Choosing the Right Aquarium Filter

Aquarium Filtration

In order to determine what filter will work best for your needs, you first will need to know how they work and what the basic ideas behind each filter system are.

There are three different types of filtration that can be provided by a typical aquarium filter. They are mechanical filtration, biological filtration and chemical filtration.

Mechanical filtration: The removal of solid waste suspended in the water column.

Biological filtration: The use of nitrosomas and nitrobacter oxygen consuming bacteria to nullify toxic ammonium-based compounds to a safer substance - nitrates.

Chemical filtration: The use of chemicals to reduce or remove items from the water column. There are pros and cons to chemical filtration. Pros are it can remove odours, medication and certain waste by-products from the water. The cons are it also removes trace elements and other things fish need from the water. Active carbon also has a service life. This life could be anywhere from a few hours up to 7 days maximum. After the carbon is "used up" it can leach toxins back into the water system. Because there is no way to determine when the carbon is spent, it is not a good idea to leave it in a filter for more then a day or two. In general chemical filtration (active carbon) should only be used to remove medication and not as a full time filtration.

Flow rating: The maximum amount of water that can be passed through a filter at optimum operating efficiency. Expressed in gallons per hour (GPH).

Turn over rating: NOT the same as flow rate. The number of times the filtration system can run through the net water volume of a given aquarium. To find this number add the flow rating of all the filters in operation and divide it by estimated water volume of your aquarium. Example- 55 gal. tank with 2 Aquaclear 200's. After you add fish, gravel, and decor you have about 40 gal of actual water. Each Aquaclear moves 200 GPH for a total of 400 GPH. 400 divided by 40 equals 10. The filters turn over the tank 10 times every hour. Combining different types of filters is a good way to get what you need.

Hang on the back filters (HOB): These include Aquaclear, Whisper, and Emperor series. Canister filters: These include Magnums and Eheims. Wet/dry filters A filter that uses a sump, overflow and return pumps to provide an all in one filtration system. These are some of the more common filters used. I did not go into sand filters, bioreactors, protein skimmers, bio wheel operation or the old under gravel filter systems. But if there is a call for it I will discuss these and other in detail.

Now that you have the basics out of the way, I will give you some guidelines and facts to add to your knowledge.

Guidelines for proper turn over rate: Tanks size vs filter usage:

In small tanks under 4 feet in length a single HOB filter can be used with no problem.

In tanks 4-5 feet in length the use of 2 filters instead of one is recommended.

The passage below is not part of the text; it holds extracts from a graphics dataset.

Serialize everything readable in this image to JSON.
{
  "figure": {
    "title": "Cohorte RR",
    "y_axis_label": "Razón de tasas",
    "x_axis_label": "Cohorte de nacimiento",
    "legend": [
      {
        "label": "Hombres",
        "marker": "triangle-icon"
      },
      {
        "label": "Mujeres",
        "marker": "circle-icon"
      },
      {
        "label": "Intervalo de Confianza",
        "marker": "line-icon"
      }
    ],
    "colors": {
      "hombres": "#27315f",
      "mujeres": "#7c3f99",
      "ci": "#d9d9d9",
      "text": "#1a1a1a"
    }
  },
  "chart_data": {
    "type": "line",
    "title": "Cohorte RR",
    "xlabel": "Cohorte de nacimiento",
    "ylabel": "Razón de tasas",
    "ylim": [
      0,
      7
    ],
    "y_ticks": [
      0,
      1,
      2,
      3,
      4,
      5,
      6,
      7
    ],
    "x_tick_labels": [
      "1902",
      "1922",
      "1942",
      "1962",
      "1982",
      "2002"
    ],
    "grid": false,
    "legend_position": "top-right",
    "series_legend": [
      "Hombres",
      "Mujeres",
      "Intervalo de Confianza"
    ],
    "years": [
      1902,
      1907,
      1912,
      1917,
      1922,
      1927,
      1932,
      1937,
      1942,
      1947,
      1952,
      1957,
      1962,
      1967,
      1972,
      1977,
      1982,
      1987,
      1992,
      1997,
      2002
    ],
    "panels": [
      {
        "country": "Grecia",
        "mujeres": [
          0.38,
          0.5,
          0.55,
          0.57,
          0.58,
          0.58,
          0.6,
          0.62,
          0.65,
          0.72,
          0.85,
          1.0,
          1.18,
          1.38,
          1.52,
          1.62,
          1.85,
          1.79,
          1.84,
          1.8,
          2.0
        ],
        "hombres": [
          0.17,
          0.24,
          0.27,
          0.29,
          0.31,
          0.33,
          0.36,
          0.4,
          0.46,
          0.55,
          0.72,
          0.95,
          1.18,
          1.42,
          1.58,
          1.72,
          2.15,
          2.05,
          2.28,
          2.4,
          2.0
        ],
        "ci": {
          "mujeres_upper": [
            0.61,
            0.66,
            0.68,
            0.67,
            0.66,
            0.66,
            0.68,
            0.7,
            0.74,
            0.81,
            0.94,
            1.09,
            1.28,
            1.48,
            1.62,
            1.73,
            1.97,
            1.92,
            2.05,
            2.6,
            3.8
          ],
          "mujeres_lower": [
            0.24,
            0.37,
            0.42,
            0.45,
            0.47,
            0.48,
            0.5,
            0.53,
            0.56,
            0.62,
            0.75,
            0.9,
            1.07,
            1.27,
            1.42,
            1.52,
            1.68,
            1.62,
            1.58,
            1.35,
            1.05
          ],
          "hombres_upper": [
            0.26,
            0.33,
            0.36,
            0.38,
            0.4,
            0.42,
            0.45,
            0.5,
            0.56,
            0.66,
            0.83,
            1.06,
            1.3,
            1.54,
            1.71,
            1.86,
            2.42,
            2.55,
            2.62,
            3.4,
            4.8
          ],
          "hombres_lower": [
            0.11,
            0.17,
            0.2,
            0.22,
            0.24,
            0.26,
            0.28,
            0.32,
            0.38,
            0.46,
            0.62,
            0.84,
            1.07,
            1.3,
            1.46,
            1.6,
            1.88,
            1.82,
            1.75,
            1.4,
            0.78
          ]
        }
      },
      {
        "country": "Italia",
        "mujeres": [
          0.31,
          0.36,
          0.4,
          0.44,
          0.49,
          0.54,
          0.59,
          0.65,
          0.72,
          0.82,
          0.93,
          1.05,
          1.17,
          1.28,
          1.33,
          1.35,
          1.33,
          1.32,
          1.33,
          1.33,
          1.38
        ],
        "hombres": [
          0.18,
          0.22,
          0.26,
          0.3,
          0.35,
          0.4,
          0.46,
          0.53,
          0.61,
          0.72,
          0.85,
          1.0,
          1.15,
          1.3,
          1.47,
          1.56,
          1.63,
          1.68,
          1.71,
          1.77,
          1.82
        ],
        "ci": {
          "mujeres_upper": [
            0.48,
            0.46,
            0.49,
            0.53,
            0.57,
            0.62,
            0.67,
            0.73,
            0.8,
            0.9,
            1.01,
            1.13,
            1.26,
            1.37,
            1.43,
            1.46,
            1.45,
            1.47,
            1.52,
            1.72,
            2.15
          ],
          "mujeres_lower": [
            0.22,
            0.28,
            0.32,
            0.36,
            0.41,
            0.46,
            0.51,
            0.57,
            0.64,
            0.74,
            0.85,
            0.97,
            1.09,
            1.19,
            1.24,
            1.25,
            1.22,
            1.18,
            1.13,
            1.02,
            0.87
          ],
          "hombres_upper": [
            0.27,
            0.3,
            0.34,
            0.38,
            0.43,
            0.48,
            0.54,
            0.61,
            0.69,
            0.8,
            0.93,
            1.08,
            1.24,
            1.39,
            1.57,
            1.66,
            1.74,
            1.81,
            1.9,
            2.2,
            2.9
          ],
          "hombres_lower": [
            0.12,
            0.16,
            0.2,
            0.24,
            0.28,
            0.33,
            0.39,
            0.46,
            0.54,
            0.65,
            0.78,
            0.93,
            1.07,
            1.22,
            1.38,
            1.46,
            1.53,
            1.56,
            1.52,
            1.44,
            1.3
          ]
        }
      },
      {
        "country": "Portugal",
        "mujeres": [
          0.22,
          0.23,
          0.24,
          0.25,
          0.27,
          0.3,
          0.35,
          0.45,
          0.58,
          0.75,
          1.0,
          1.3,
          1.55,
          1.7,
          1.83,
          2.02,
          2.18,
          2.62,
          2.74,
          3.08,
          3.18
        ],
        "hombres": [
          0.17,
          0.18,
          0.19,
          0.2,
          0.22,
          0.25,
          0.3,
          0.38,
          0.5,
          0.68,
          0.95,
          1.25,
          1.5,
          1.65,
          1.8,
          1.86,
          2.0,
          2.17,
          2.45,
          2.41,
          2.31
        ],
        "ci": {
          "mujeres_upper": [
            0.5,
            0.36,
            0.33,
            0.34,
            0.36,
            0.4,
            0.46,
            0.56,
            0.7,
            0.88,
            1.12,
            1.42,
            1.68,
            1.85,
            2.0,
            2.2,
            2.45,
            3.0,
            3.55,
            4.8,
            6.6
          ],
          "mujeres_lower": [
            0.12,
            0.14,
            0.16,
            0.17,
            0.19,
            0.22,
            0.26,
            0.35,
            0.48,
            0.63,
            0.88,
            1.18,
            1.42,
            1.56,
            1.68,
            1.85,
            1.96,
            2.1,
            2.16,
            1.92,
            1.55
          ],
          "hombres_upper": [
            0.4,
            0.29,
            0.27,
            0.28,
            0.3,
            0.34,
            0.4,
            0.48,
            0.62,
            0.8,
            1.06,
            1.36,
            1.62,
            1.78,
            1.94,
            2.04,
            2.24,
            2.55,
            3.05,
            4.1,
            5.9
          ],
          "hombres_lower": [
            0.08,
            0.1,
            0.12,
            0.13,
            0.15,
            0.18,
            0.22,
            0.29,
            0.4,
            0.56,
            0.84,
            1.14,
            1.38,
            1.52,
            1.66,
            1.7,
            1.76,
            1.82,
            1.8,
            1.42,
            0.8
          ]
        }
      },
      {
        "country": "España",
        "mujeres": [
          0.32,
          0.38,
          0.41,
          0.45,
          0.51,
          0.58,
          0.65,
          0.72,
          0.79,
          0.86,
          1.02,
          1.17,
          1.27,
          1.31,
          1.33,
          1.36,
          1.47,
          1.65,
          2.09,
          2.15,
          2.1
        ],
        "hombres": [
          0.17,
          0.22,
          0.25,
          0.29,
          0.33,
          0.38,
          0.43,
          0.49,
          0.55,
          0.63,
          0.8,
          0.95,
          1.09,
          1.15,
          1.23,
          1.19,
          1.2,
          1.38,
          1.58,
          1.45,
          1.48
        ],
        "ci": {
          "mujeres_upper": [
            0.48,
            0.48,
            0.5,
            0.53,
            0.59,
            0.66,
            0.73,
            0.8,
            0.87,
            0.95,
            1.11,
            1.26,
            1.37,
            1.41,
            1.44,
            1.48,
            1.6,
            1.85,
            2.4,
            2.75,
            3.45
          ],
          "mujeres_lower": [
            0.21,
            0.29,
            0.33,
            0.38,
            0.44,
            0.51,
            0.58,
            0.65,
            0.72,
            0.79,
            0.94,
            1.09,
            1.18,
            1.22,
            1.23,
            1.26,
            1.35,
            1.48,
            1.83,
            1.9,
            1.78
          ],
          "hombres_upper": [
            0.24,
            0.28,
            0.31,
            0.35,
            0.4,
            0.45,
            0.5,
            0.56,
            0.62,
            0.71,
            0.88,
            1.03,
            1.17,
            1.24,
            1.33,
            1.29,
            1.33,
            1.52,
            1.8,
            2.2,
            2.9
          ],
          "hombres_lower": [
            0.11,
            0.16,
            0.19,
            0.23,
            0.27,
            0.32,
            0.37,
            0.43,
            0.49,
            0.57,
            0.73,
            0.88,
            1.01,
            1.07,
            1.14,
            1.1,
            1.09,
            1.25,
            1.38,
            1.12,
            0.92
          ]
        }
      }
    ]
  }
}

Two filters will cover more area due to multiple water pick up points (one at each end is best). Also if one filter fails or the bio bacteria crash you will only loose 50% of your filtering ability.

In 6 to 8 foot tanks 3 or 4 large HOB or canister filters should be used. But with tanks of this size a wet/dry is usually the best way to go. The maintenance, energy use and cost of 3 or 4 large filters are usually prohibitive in these jumbo systems. Wet/dries were made to filter large high bio load systems and can do a better job.

Take into consideration that these guidelines are for the general community aquarium system. A filtration system cannot be expected to cope with an over stocked tank or lack of proper maintenance on the fish keeper's part. Adding more filtration to a crowded tank is not the answer.

Bio loads:

The amount of waste produced by all aquarium inhabitants that the filtration system must break down to maintain a healthy environment (short version).

Every living thing in the aquarium represents some waste burden on the filter system. Live plants and live rock are both a bio filter and a bio load. In general fish are the biggest load to the system. As you might already know the larger the fish the heavier the load it places on your bio filter. But a fish twice the size does NOT produce twice the waste. For example an 8-inch tinfoil barb can produce 4 to 6 times the waste a 4-inch tinfoil barb does. Thus the 8-inch barb is actually represents 6 times the bio load the smaller barb does. A fish's diet can also affect bio load. Large piscivorous predators that require high protein diets are usually messy eaters. Their waste production is not only greater then other fish their size but harder to break down. Hence an 8-inch trimac or knife fish can have a bio load 8 to 10 times that of the 4-inch tinfoil barb. Keep in mind what types of fish will be housed and their potential size. Now you can see why many larger fish need large aquariums and filters. Again large high bio load fish should have high volume tanks along with large regular water changes. Filters alone are not enough.

This info does not apply to marine reef systems. These set ups are very different. Natural checks and balances exist in a reef system along with use of DSB, protein skimmers, and natural biological purification. This is why marine reefs can go for years with out a true water change. Freshwater aquariums have no way to achieve this.